Google has shared how they’ll migrate users from the old Play Store version of Health Connect to the new system version in Android 14.
Health Connect is being integrated into the OS as a new Mainline module that’s updatable through Play System Updates.
The migration plan is as follows:
1) Once users update to Android 14, the Play Store version of Health Connect will become inactive.
2) The Jetpack Health Connect library will route the user to the system (module) APIs and block them while data migration is in progress.
3) The migration process starts when the system and Play Store versions are feature compatible. Both permissions & data will be migrated. The Play Store version may need an update to become “migration aware”, whilst the system version may need one to become “feature compatible”.
4) The migration process will commence. Once it’s happening, the system (module) APIs will be suspended with a “migration in process” status. If this process is suspended, it can be resumed by the user.
Data migration “is not expected to exceed 2 hours.” For example, migrating 10 years of running records collected 1 hour every day would take ~4s.
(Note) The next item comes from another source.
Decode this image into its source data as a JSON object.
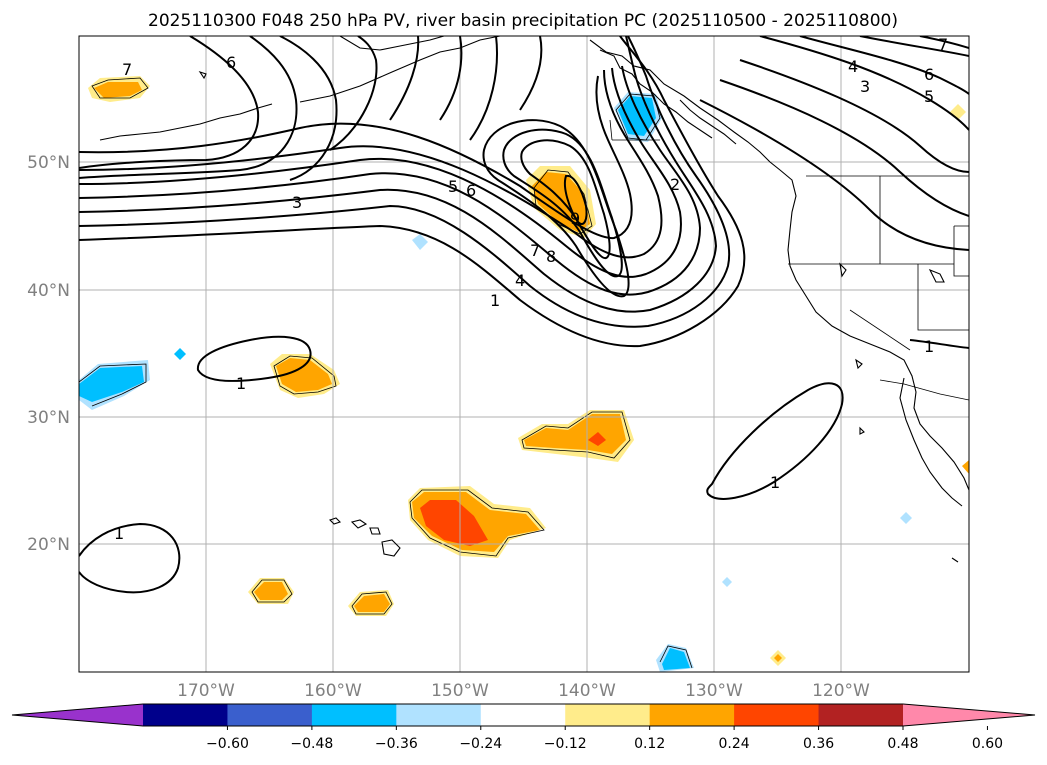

Migrating 5 years of heart rate data collected every minute would take ~15 mins.
During migration, the system version will ignore any duplicate permissions or data originating from the Play Store version, in case it started to acquire data and permissions before any migration or cloud-based restore (not announced!) has taken place.
5) After data migration has completed, the user can uninstall the Play Store version. (On Pixels and the Nothing Phone 2, though, the Play Store version of Health Connect is preinstalled as a system app, so it can’t be uninstalled outside of an OTA update.)
OEMs can create a RRO to style the data management and permissions screens for Health Connect. This should be done to bring the app’s UI in line with the rest of the OEM’s skin.